Par Kriti Sharma et Shantha Rau Barriga
Bien avant que la pandémie de Covid-19 n’immobilise la majeure partie des habitants de la planète, l’enfermement, le confinement, la violence et l’isolement constituaient déjà la réalité quotidienne pour des centaines de milliers de personnes handicapées à travers le monde.
Beaucoup d’entre elles sont enfermées dans des cabanes ou dans des cages, ou attachées à des arbres, et sont contraintes de manger, dormir, uriner et déféquer dans le même endroit réduit, parfois pendant des années. Pourquoi? Simplement parce qu’elles ont un handicap psychosocial (lié à leur santé mentale). Le recours à l’enchaînement - une pratique en soi inhumaine – est dû a l’ostracisme généralisé qui s’attache aux questions de santé mentale et du manque d’accès à des services de soutien adéquats, à la fois pour les personnes ayant un handicap psychosocial et pour leurs familles.
Des centaines de milliers d’hommes, de femmes et d’enfants — certains âgés de pas plus de 10 ans — ont été enchaînés au moins une fois dans leur vie dans plus de 60 pays en Asie, en Afrique, en Europe, au Moyen-Orient et en Amérique latine.
Alors que le Covid-19 a démontré l’importance du bien-être psychologique et le besoin de contact et de soutien au sein d’une communauté, il a exacerbé les risques pour les personnes ayant un handicap psychosocial, qui sont souvent enchaînées à leur domicile ou dans des institutions surpeuplées, sans accès adéquat à de la nourriture, à de l’eau courante, à du savon et des installations sanitaires, ou à des soins médicaux de base. Dans de nombreux pays, le Covid-19 a perturbé les services publics de base, avec pour conséquence que des personnes ont été enchaînées pour la première fois ou remises aux fers après en avoir été libérées.
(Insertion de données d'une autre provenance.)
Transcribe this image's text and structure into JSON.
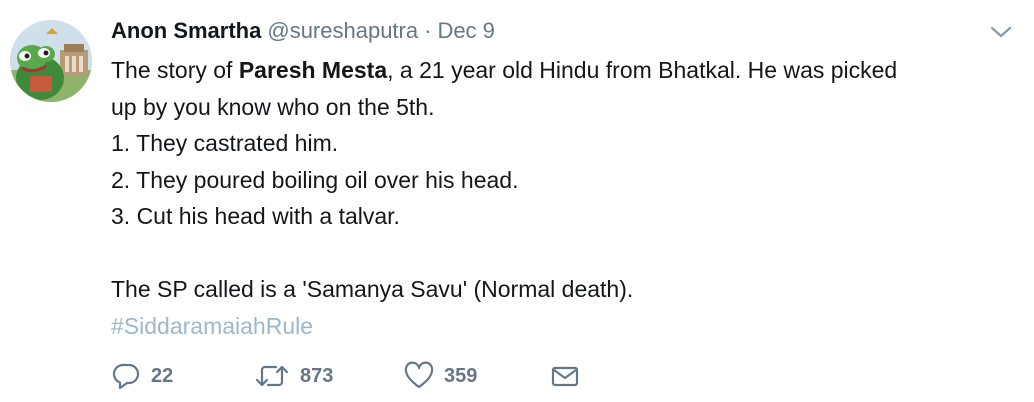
{
  "tweet": {
    "author_name": "Anon Smartha",
    "author_handle": "@sureshaputra",
    "separator": "·",
    "date": "Dec 9",
    "text": {
      "line1_pre": "The story of ",
      "line1_bold": "Paresh Mesta",
      "line1_post": ", a 21 year old Hindu from Bhatkal.  He was picked",
      "line2": "up by you know who on the 5th.",
      "line3": "1. They castrated him.",
      "line4": "2. They poured boiling oil over his head.",
      "line5": "3. Cut his head with a talvar.",
      "line6": "The SP called is a 'Samanya Savu' (Normal death).",
      "hashtag": "#SiddaramaiahRule"
    },
    "actions": {
      "replies": "22",
      "retweets": "873",
      "likes": "359"
    }
  },
  "icons": {
    "avatar": "cartoon-frog-avatar",
    "caret": "chevron-down-icon",
    "reply": "reply-icon",
    "retweet": "retweet-icon",
    "like": "heart-icon",
    "dm": "envelope-icon"
  },
  "colors": {
    "text": "#14171a",
    "secondary": "#657786",
    "hashtag": "#9bb8cf"
  }
}
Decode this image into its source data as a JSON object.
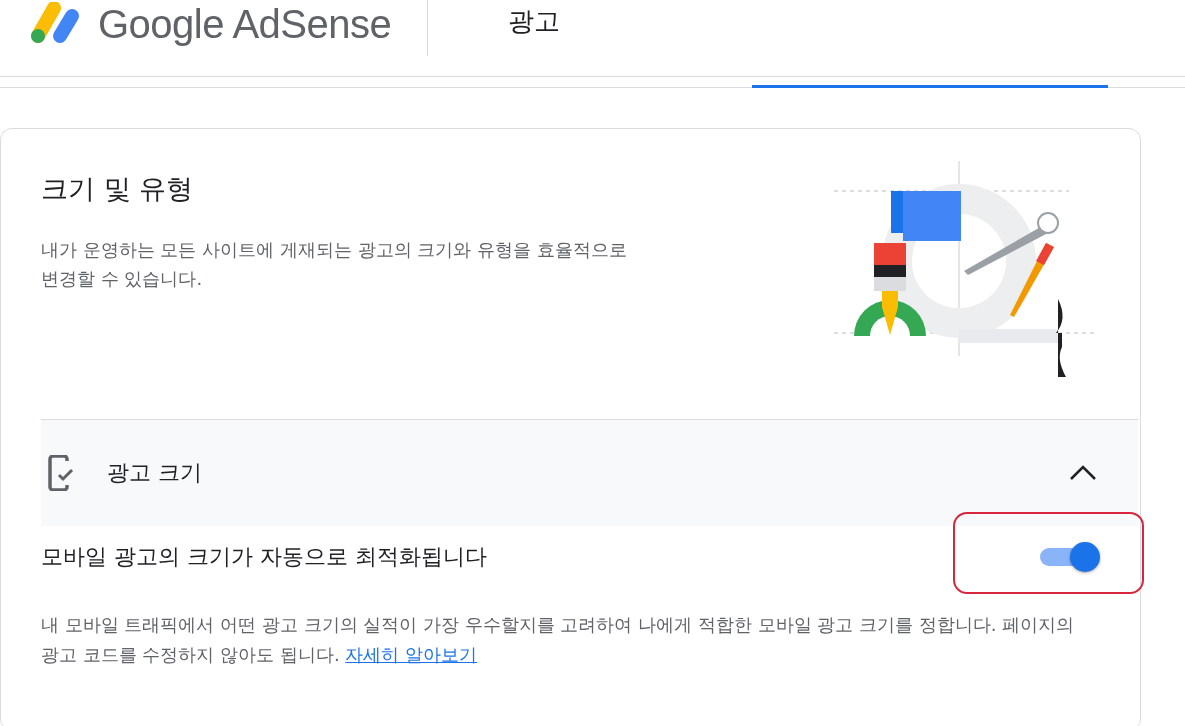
{
  "header": {
    "logo_text": "Google AdSense",
    "title": "광고"
  },
  "card": {
    "title": "크기 및 유형",
    "description": "내가 운영하는 모든 사이트에 게재되는 광고의 크기와 유형을 효율적으로 변경할 수 있습니다.",
    "section": {
      "label": "광고 크기",
      "expanded": true
    },
    "setting": {
      "label": "모바일 광고의 크기가 자동으로 최적화됩니다",
      "on": true,
      "description": "내 모바일 트래픽에서 어떤 광고 크기의 실적이 가장 우수할지를 고려하여 나에게 적합한 모바일 광고 크기를 정합니다. 페이지의 광고 코드를 수정하지 않아도 됩니다.",
      "link": "자세히 알아보기"
    }
  }
}
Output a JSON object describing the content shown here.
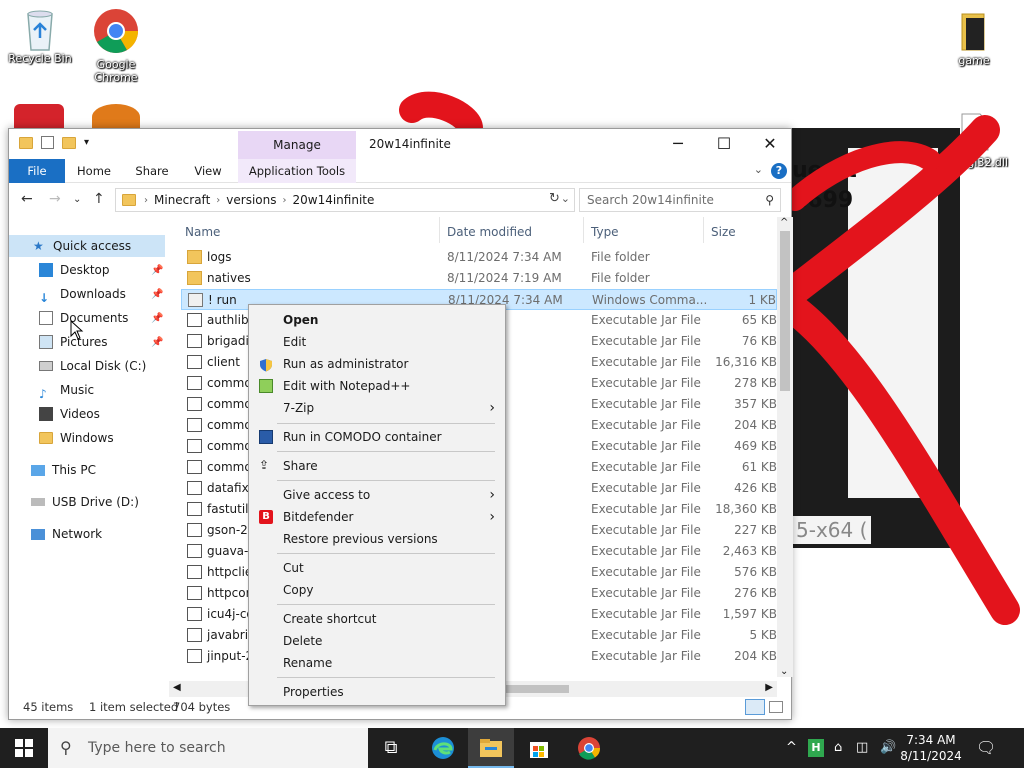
{
  "desktop": {
    "icons": [
      {
        "label": "Recycle Bin"
      },
      {
        "label": "Google Chrome"
      },
      {
        "label": "game"
      },
      {
        "label": "opengl32.dll"
      }
    ],
    "bg_window": {
      "line1": "uestt",
      "line2": "2699",
      "line3": "5-x64 ("
    }
  },
  "explorer": {
    "title": "20w14infinite",
    "manage_tab": "Manage",
    "ribbon_tabs": {
      "file": "File",
      "home": "Home",
      "share": "Share",
      "view": "View",
      "app_tools": "Application Tools"
    },
    "help": "?",
    "breadcrumb": [
      "Minecraft",
      "versions",
      "20w14infinite"
    ],
    "search_placeholder": "Search 20w14infinite",
    "nav": {
      "quick_access": "Quick access",
      "desktop": "Desktop",
      "downloads": "Downloads",
      "documents": "Documents",
      "pictures": "Pictures",
      "local_disk": "Local Disk (C:)",
      "music": "Music",
      "videos": "Videos",
      "windows": "Windows",
      "this_pc": "This PC",
      "usb": "USB Drive (D:)",
      "network": "Network"
    },
    "columns": {
      "name": "Name",
      "date": "Date modified",
      "type": "Type",
      "size": "Size"
    },
    "rows": [
      {
        "name": "logs",
        "date": "8/11/2024 7:34 AM",
        "type": "File folder",
        "size": ""
      },
      {
        "name": "natives",
        "date": "8/11/2024 7:19 AM",
        "type": "File folder",
        "size": ""
      },
      {
        "name": "! run",
        "date": "8/11/2024 7:34 AM",
        "type": "Windows Comma...",
        "size": "1 KB"
      },
      {
        "name": "authlib-",
        "date": "18 AM",
        "type": "Executable Jar File",
        "size": "65 KB"
      },
      {
        "name": "brigadie",
        "date": "18 AM",
        "type": "Executable Jar File",
        "size": "76 KB"
      },
      {
        "name": "client",
        "date": "18 AM",
        "type": "Executable Jar File",
        "size": "16,316 KB"
      },
      {
        "name": "commo",
        "date": "17 AM",
        "type": "Executable Jar File",
        "size": "278 KB"
      },
      {
        "name": "commo",
        "date": "18 AM",
        "type": "Executable Jar File",
        "size": "357 KB"
      },
      {
        "name": "commo",
        "date": "17 AM",
        "type": "Executable Jar File",
        "size": "204 KB"
      },
      {
        "name": "commo",
        "date": "17 AM",
        "type": "Executable Jar File",
        "size": "469 KB"
      },
      {
        "name": "commo",
        "date": "18 AM",
        "type": "Executable Jar File",
        "size": "61 KB"
      },
      {
        "name": "datafixe",
        "date": "18 AM",
        "type": "Executable Jar File",
        "size": "426 KB"
      },
      {
        "name": "fastutil-",
        "date": "18 AM",
        "type": "Executable Jar File",
        "size": "18,360 KB"
      },
      {
        "name": "gson-2.8",
        "date": "18 AM",
        "type": "Executable Jar File",
        "size": "227 KB"
      },
      {
        "name": "guava-2",
        "date": "17 AM",
        "type": "Executable Jar File",
        "size": "2,463 KB"
      },
      {
        "name": "httpclier",
        "date": "18 AM",
        "type": "Executable Jar File",
        "size": "576 KB"
      },
      {
        "name": "httpcore",
        "date": "18 AM",
        "type": "Executable Jar File",
        "size": "276 KB"
      },
      {
        "name": "icu4j-co",
        "date": "18 AM",
        "type": "Executable Jar File",
        "size": "1,597 KB"
      },
      {
        "name": "javabrid",
        "date": "17 AM",
        "type": "Executable Jar File",
        "size": "5 KB"
      },
      {
        "name": "jinput-2",
        "date": "17 AM",
        "type": "Executable Jar File",
        "size": "204 KB"
      }
    ],
    "status": {
      "count": "45 items",
      "selected": "1 item selected",
      "size": "704 bytes"
    }
  },
  "context_menu": {
    "open": "Open",
    "edit": "Edit",
    "run_admin": "Run as administrator",
    "notepad": "Edit with Notepad++",
    "sevenzip": "7-Zip",
    "comodo": "Run in COMODO container",
    "share": "Share",
    "give_access": "Give access to",
    "bitdefender": "Bitdefender",
    "restore": "Restore previous versions",
    "cut": "Cut",
    "copy": "Copy",
    "shortcut": "Create shortcut",
    "delete": "Delete",
    "rename": "Rename",
    "properties": "Properties"
  },
  "taskbar": {
    "search_placeholder": "Type here to search",
    "time": "7:34 AM",
    "date": "8/11/2024"
  }
}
Sodikine, un homme de 34 ans ayant un handicap psychosocial, est l’une des nombreuses personnes dont la vie s’est trouvée bouleversée par la pandémie. Pendant plus de huit ans, Sodikine a été enfermé dans une minuscule cabane à toit de chaume — de deux mètres de large — à l’extérieur de la maison de sa famille dans l’ouest de l’île de Java, en Indonésie. Devant l’absence de services publics, sa famille a estimé n’avoir pas d’autre choix que de l’enfermer. Dans l’espace réduit où il était cantonné, éclairé par une unique ampoule, Sodikine a dormi, est allé aux toilettes et a mangé de la nourriture que sa mère lui passait sur une assiette à travers une fenêtre pas plus grande que la paume de sa main. À la longue, ses muscles se sont atrophiés, faute de mouvements.
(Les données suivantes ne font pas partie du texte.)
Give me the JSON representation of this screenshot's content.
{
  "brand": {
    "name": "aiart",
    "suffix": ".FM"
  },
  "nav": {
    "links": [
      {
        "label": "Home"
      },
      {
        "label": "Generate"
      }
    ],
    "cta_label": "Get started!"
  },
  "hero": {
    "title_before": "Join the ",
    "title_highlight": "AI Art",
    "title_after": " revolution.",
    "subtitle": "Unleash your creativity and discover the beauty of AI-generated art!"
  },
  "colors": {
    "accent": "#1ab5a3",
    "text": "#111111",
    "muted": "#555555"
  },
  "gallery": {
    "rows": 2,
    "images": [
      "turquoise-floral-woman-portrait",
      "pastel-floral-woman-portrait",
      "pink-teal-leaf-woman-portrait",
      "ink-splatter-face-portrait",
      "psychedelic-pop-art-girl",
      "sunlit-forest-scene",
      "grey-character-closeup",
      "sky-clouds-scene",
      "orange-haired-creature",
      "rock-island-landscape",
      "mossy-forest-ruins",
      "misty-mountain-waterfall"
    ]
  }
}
Contre toute attente, une fois qu’il a eu accès à des soins psychologiques et à d’autres services, Sodikine a reconstruit sa vie. Il a commencé à travailler dans une usine textile où il cousait des uniformes scolaires pour garçons — devenant le principal gagne-pain de sa famille — et s’est même chargé de faire l’appel à la prière de sa mosquée locale, ce qui lui a donné un rôle prestigieux dans sa communauté. Et la cabane dans laquelle il avait été confiné pendant huit ans? Sa famille l’a incendiée et a planté un jardin à sa place.
Mais quand le Covid-19 a frappé la localité de Cianjur, au cœur de l’Indonésie rurale, le mode de vie durement acquis de Sodikine s’est écroulée. Alors que sa communauté se mettait en confinement, l’usine a fermé, sa routine quotidienne a été perturbée et toutes les formes d’assistance communautaire ont été suspendues. La famille de Sodikine l’a de nouveau enfermé dans une pièce.
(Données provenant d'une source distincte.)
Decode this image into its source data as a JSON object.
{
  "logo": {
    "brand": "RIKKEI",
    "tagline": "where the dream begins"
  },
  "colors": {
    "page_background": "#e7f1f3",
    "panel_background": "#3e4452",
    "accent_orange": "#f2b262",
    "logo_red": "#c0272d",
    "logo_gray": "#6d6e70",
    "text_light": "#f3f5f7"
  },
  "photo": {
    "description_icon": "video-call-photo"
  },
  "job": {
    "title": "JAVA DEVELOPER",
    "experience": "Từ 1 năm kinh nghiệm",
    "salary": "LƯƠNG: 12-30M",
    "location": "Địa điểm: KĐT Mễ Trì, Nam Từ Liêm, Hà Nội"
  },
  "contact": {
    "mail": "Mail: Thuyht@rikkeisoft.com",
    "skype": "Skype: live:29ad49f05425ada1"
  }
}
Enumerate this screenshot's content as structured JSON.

Selon Michael Njenga, président du Réseau pan-africain d’aide aux personnes ayant un handicap psychosocial, « les restrictions de mouvements, telles que les mesures de confinement et les couvre-feu, ont entraîné une désintégration des services d’assistance disponibles. Même dans les zones où les soins de santé mentale ou d’autres services organisés au sein de la communauté étaient disponibles, le gouvernement a réaffecté des ressources vers d’autres programmes, afin de faire face à la pandémie. Cela a eu un impact important sur nos efforts pour venir en aide à des personnes qui pourraient maintenant être enfermées dans des institutions ou même mises en chaînes au sein de leur communauté. »
Avec des mesures de confinement étendues, l’obligation d’observer une distanciation physique et une perturbation généralisée des services sociaux, la pandémie a érodé notre sens de la communauté et préparé le terrain à une crise imminente dans le domaine de la santé mentale.
Sur les 130 pays qui ont répondu à une étude menée par l’Organisation mondiale de la santé, 93 % ont fait état de perturbations dans leurs services psychosociaux. Plus de 40 % des pays ont connu une suspension totale ou partielle de leurs services communautaires. En outre, trois quarts des services de santé mentale dans les écoles et sur les lieux de travail ont été perturbés, ainsi qu’environ 60 % de tous les services de thérapie et de conseil. Et bien que les gouvernements à travers le monde aient reconnu la nécessité de s’occuper des questions de bien-être mental et de fournir des systèmes d’assistance psychosociale, cela n’a pas conduit à une augmentation des services bénévoles au sein des communautés.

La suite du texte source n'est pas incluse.